Disability insurance comes in two flavors: short term and long term. Short term disability insurance generally kicks in immediately after an incident that prevents you from working, and lasts for several months. Long term disability insurance doesn't kick in until after you have been disabled and unable to work for several months.
Along the same line as disability insurance is a special type of insurance called Accidental Death and Dismemberment (AD&D). AD&D policies are a combination of specialty life insurance and disability insurance. They will pay out proceeds to you in the event that you are dismembered (lose a limb or an important sense like eyesight), or pay out to your heirs in the event that you die in an accident. The problem with these policies is that the conditions that qualify for payment are very narrow. Dismemberment is frequently defined in these types of policies as the loss of both eyes, both arms, both feet, or an arm and a foot. If your injury does not fit into one of these categories, the insurance company will not pay out benefits.
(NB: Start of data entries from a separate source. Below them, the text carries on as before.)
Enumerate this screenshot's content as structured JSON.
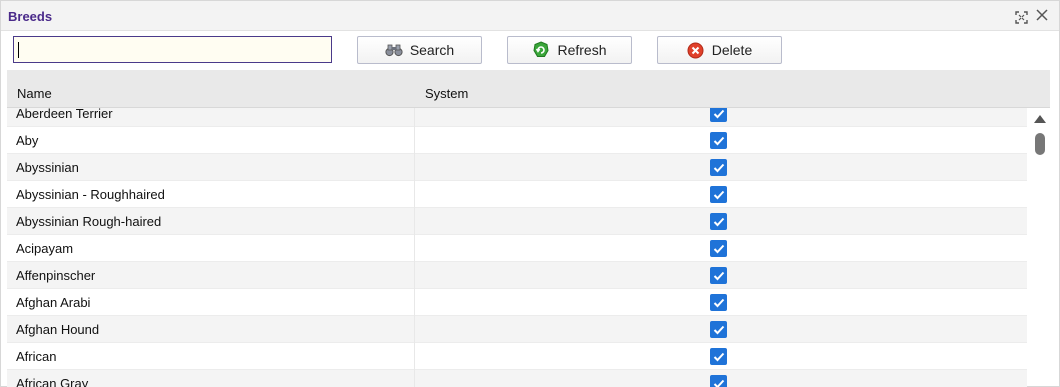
{
  "window": {
    "title": "Breeds"
  },
  "toolbar": {
    "search_value": "",
    "search_label": "Search",
    "refresh_label": "Refresh",
    "delete_label": "Delete"
  },
  "grid": {
    "columns": [
      "Name",
      "System"
    ],
    "rows": [
      {
        "name": "Aberdeen Terrier",
        "system": true
      },
      {
        "name": "Aby",
        "system": true
      },
      {
        "name": "Abyssinian",
        "system": true
      },
      {
        "name": "Abyssinian - Roughhaired",
        "system": true
      },
      {
        "name": "Abyssinian Rough-haired",
        "system": true
      },
      {
        "name": "Acipayam",
        "system": true
      },
      {
        "name": "Affenpinscher",
        "system": true
      },
      {
        "name": "Afghan Arabi",
        "system": true
      },
      {
        "name": "Afghan Hound",
        "system": true
      },
      {
        "name": "African",
        "system": true
      },
      {
        "name": "African Gray",
        "system": true
      }
    ]
  },
  "icons": {
    "expand": "expand-icon",
    "close": "close-icon",
    "search": "binoculars-icon",
    "refresh": "refresh-icon",
    "delete": "delete-icon"
  },
  "colors": {
    "title": "#4a2a8a",
    "checkbox": "#1f73d8",
    "refresh_icon": "#3aa63a",
    "delete_icon": "#e0402a"
  }
}
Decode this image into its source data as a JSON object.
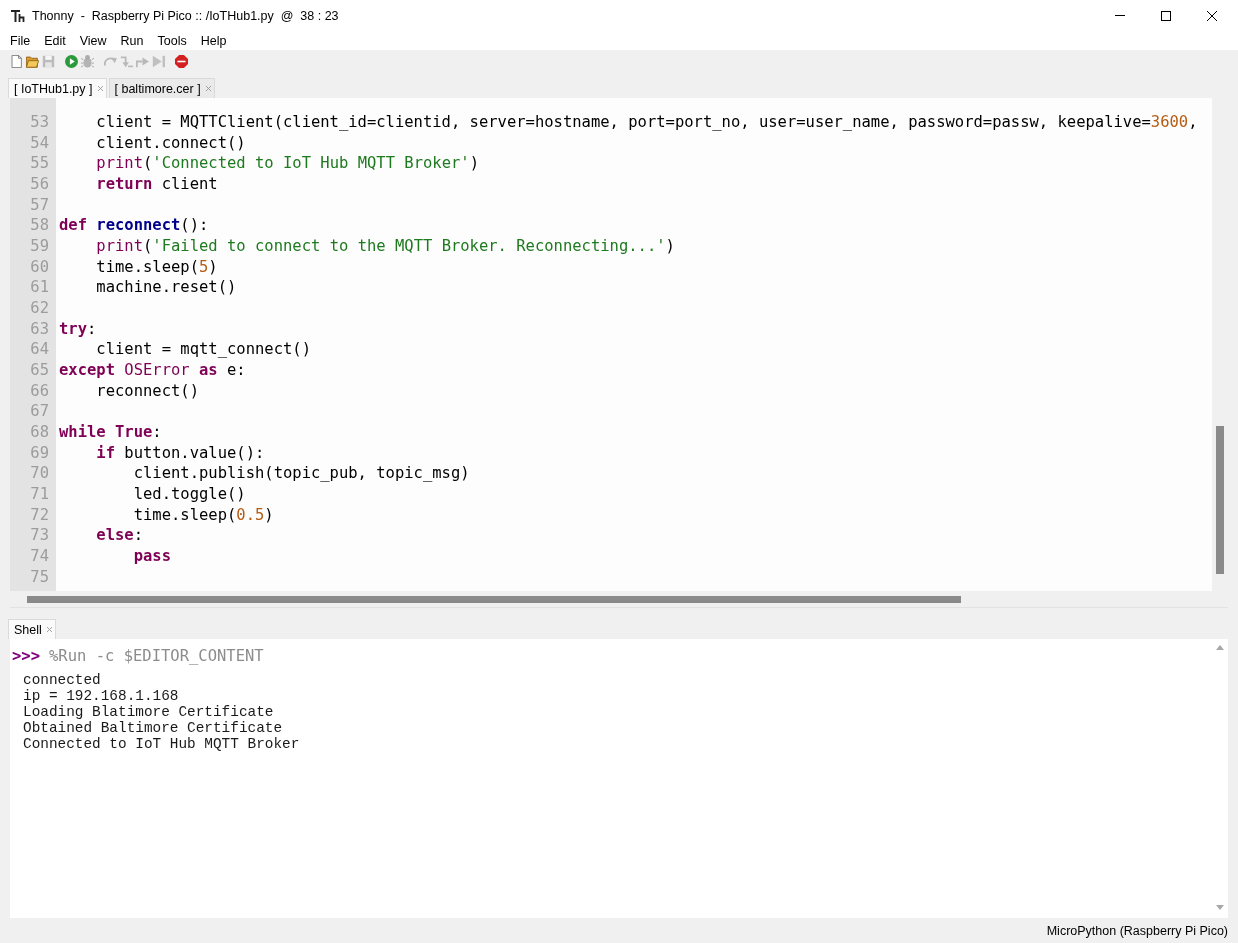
{
  "window": {
    "title": "Thonny  -  Raspberry Pi Pico :: /IoTHub1.py  @  38 : 23"
  },
  "menu": [
    "File",
    "Edit",
    "View",
    "Run",
    "Tools",
    "Help"
  ],
  "toolbar": [
    {
      "kind": "new",
      "disabled": false
    },
    {
      "kind": "open",
      "disabled": false
    },
    {
      "kind": "save",
      "disabled": true
    },
    {
      "kind": "run",
      "disabled": false
    },
    {
      "kind": "debug",
      "disabled": true
    },
    {
      "kind": "step_over",
      "disabled": true
    },
    {
      "kind": "step_into",
      "disabled": true
    },
    {
      "kind": "step_out",
      "disabled": true
    },
    {
      "kind": "resume",
      "disabled": true
    },
    {
      "kind": "stop",
      "disabled": false
    }
  ],
  "editor_tabs": [
    {
      "label": "[ IoTHub1.py ]",
      "selected": true
    },
    {
      "label": "[ baltimore.cer ]",
      "selected": false
    }
  ],
  "editor": {
    "lines": [
      {
        "number": "53",
        "tokens": [
          {
            "text": "    client = MQTTClient(client_id=clientid, server=hostname, port=port_no, user=user_name, password=passw, keepalive=",
            "kind": "plain"
          },
          {
            "text": "3600",
            "kind": "number"
          },
          {
            "text": ",",
            "kind": "plain"
          }
        ]
      },
      {
        "number": "54",
        "tokens": [
          {
            "text": "    client.connect()",
            "kind": "plain"
          }
        ]
      },
      {
        "number": "55",
        "tokens": [
          {
            "text": "    print",
            "kind": "builtin"
          },
          {
            "text": "(",
            "kind": "plain"
          },
          {
            "text": "'Connected to IoT Hub MQTT Broker'",
            "kind": "string"
          },
          {
            "text": ")",
            "kind": "plain"
          }
        ]
      },
      {
        "number": "56",
        "tokens": [
          {
            "text": "    return",
            "kind": "keyword"
          },
          {
            "text": " client",
            "kind": "plain"
          }
        ]
      },
      {
        "number": "57"
      },
      {
        "number": "58",
        "tokens": [
          {
            "text": "def ",
            "kind": "keyword"
          },
          {
            "text": "reconnect",
            "kind": "definition"
          },
          {
            "text": "():",
            "kind": "plain"
          }
        ]
      },
      {
        "number": "59",
        "tokens": [
          {
            "text": "    print",
            "kind": "builtin"
          },
          {
            "text": "(",
            "kind": "plain"
          },
          {
            "text": "'Failed to connect to the MQTT Broker. Reconnecting...'",
            "kind": "string"
          },
          {
            "text": ")",
            "kind": "plain"
          }
        ]
      },
      {
        "number": "60",
        "tokens": [
          {
            "text": "    time.sleep(",
            "kind": "plain"
          },
          {
            "text": "5",
            "kind": "number"
          },
          {
            "text": ")",
            "kind": "plain"
          }
        ]
      },
      {
        "number": "61",
        "tokens": [
          {
            "text": "    machine.reset()",
            "kind": "plain"
          }
        ]
      },
      {
        "number": "62"
      },
      {
        "number": "63",
        "tokens": [
          {
            "text": "try",
            "kind": "keyword"
          },
          {
            "text": ":",
            "kind": "plain"
          }
        ]
      },
      {
        "number": "64",
        "tokens": [
          {
            "text": "    client = mqtt_connect()",
            "kind": "plain"
          }
        ]
      },
      {
        "number": "65",
        "tokens": [
          {
            "text": "except",
            "kind": "keyword"
          },
          {
            "text": " OSError",
            "kind": "builtin"
          },
          {
            "text": " as",
            "kind": "keyword"
          },
          {
            "text": " e:",
            "kind": "plain"
          }
        ]
      },
      {
        "number": "66",
        "tokens": [
          {
            "text": "    reconnect()",
            "kind": "plain"
          }
        ]
      },
      {
        "number": "67"
      },
      {
        "number": "68",
        "tokens": [
          {
            "text": "while True",
            "kind": "keyword"
          },
          {
            "text": ":",
            "kind": "plain"
          }
        ]
      },
      {
        "number": "69",
        "tokens": [
          {
            "text": "    if",
            "kind": "keyword"
          },
          {
            "text": " button.value():",
            "kind": "plain"
          }
        ]
      },
      {
        "number": "70",
        "tokens": [
          {
            "text": "        client.publish(topic_pub, topic_msg)",
            "kind": "plain"
          }
        ]
      },
      {
        "number": "71",
        "tokens": [
          {
            "text": "        led.toggle()",
            "kind": "plain"
          }
        ]
      },
      {
        "number": "72",
        "tokens": [
          {
            "text": "        time.sleep(",
            "kind": "plain"
          },
          {
            "text": "0.5",
            "kind": "number"
          },
          {
            "text": ")",
            "kind": "plain"
          }
        ]
      },
      {
        "number": "73",
        "tokens": [
          {
            "text": "    else",
            "kind": "keyword"
          },
          {
            "text": ":",
            "kind": "plain"
          }
        ]
      },
      {
        "number": "74",
        "tokens": [
          {
            "text": "        pass",
            "kind": "keyword"
          }
        ]
      },
      {
        "number": "75"
      }
    ]
  },
  "shell": {
    "tab": "Shell",
    "prompt": ">>>",
    "command": "%Run -c $EDITOR_CONTENT",
    "output": [
      "connected",
      "ip = 192.168.1.168",
      "Loading Blatimore Certificate",
      "Obtained Baltimore Certificate",
      "Connected to IoT Hub MQTT Broker"
    ]
  },
  "status_bar": {
    "interpreter": "MicroPython (Raspberry Pi Pico)"
  }
}
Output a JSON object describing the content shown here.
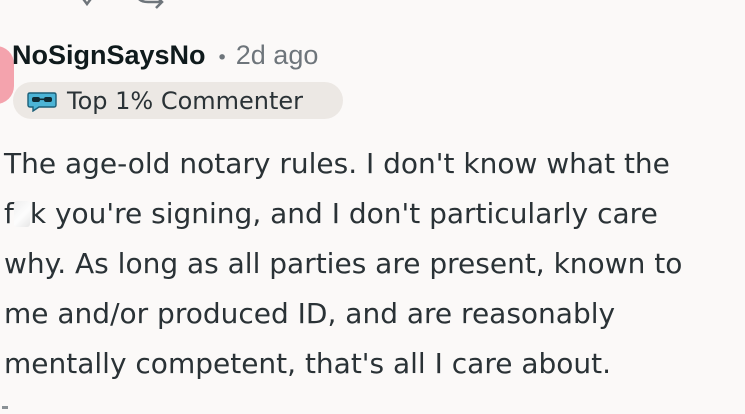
{
  "comment": {
    "author": "NoSignSaysNo",
    "separator": "•",
    "time_ago": "2d ago",
    "badge": {
      "icon": "sunglasses-speech-icon",
      "label": "Top 1% Commenter"
    },
    "body_lines": [
      "The age-old notary rules. I don't know what the",
      "f",
      "k you're signing, and I don't particularly care",
      "why. As long as all parties are present, known to",
      "me and/or produced ID, and are reasonably",
      "mentally competent, that's all I care about."
    ]
  },
  "colors": {
    "background": "#fbf9f8",
    "text": "#2a3236",
    "muted": "#6e757b",
    "badge_bg": "#ece8e4",
    "avatar": "#f4a3ad"
  }
}
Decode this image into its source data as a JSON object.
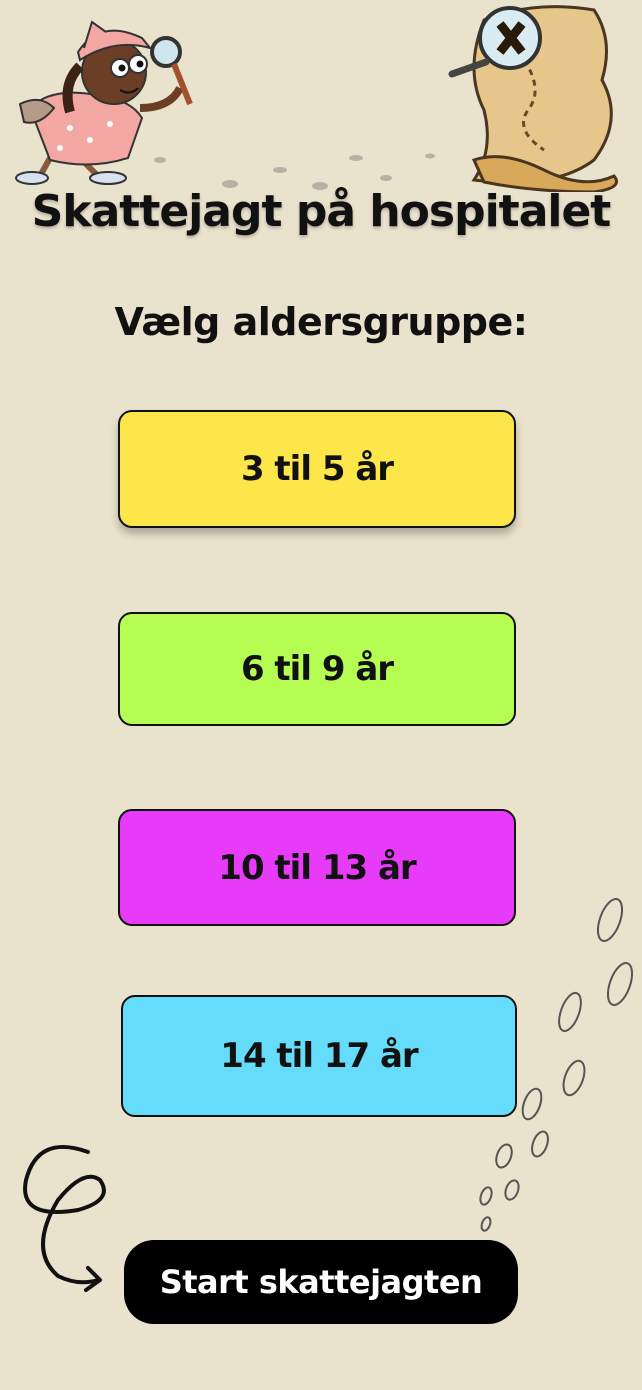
{
  "header": {
    "title": "Skattejagt på hospitalet"
  },
  "age_selection": {
    "prompt": "Vælg aldersgruppe:",
    "options": [
      {
        "label": "3 til 5 år",
        "color": "#fde64a"
      },
      {
        "label": "6 til 9 år",
        "color": "#b5fd53"
      },
      {
        "label": "10 til 13 år",
        "color": "#e83bfa"
      },
      {
        "label": "14 til 17 år",
        "color": "#66dcfb"
      }
    ]
  },
  "actions": {
    "start_label": "Start skattejagten"
  },
  "illustrations": {
    "detective": "detective-girl-illustration",
    "map": "treasure-map-illustration",
    "footprints": "footprints-icon",
    "arrow": "swirl-arrow-icon"
  },
  "colors": {
    "background": "#e9e2cc",
    "start_button": "#000000",
    "text": "#111111"
  }
}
Because the likelihood of any of these things actually happening is so very low, AD&D policies are a bad idea. Even if, by some unlucky coincidence, you end up meeting the criteria for an AD&D payout, other types of insurance will pay first; if you are at work, your injuries will be covered under Worker's Compensation. If you are involved in a car accident, health or regular life insurance would apply. Although the cost for these policies is low, you would do better saving your money or using it to accelerate payment of any debts you may have.
Long-Term Care Insurance
Traditional insurance coverage limits the amount of care you can receive for extended episodes of illness. Further, there are many health care and quality of life expenses that health insurance will simply not cover, such as nursing home care for example. Health insurance, for the most part, is set up to address immediate, short-term illness or injury. What do you do then when there is no illness, per se, to treat but you require care nevertheless? What if your "condition" is merely a function of old age? The elderly all too often find themselves answering these very questions. Moreover, as life expectancy increases, more and more of the elderly will be affected by these issues. Long-term care insurance is the best option for them.
Long term care insurance covers the psychological, health, service, and social needs for people needing supportive assistance for extended periods. Pricing for long term care depends on the age and physical condition of the applicant. It is a bit expensive as far as insurance is concerned, but it is a lot cheaper than the cost of nursing home care, which can exceed $5,000 per month. Most people seek long-term care coverage when they are in their 50s. The cost of coverage is higher than if they had secured the coverage at a younger age. Long term care coverage is also easier to get at a younger age. The trade-off, though, is that getting coverage at a younger age means that you have to pay premiums longer. Additionally, some companies recommend waiting until middle age before apply for their long term care products.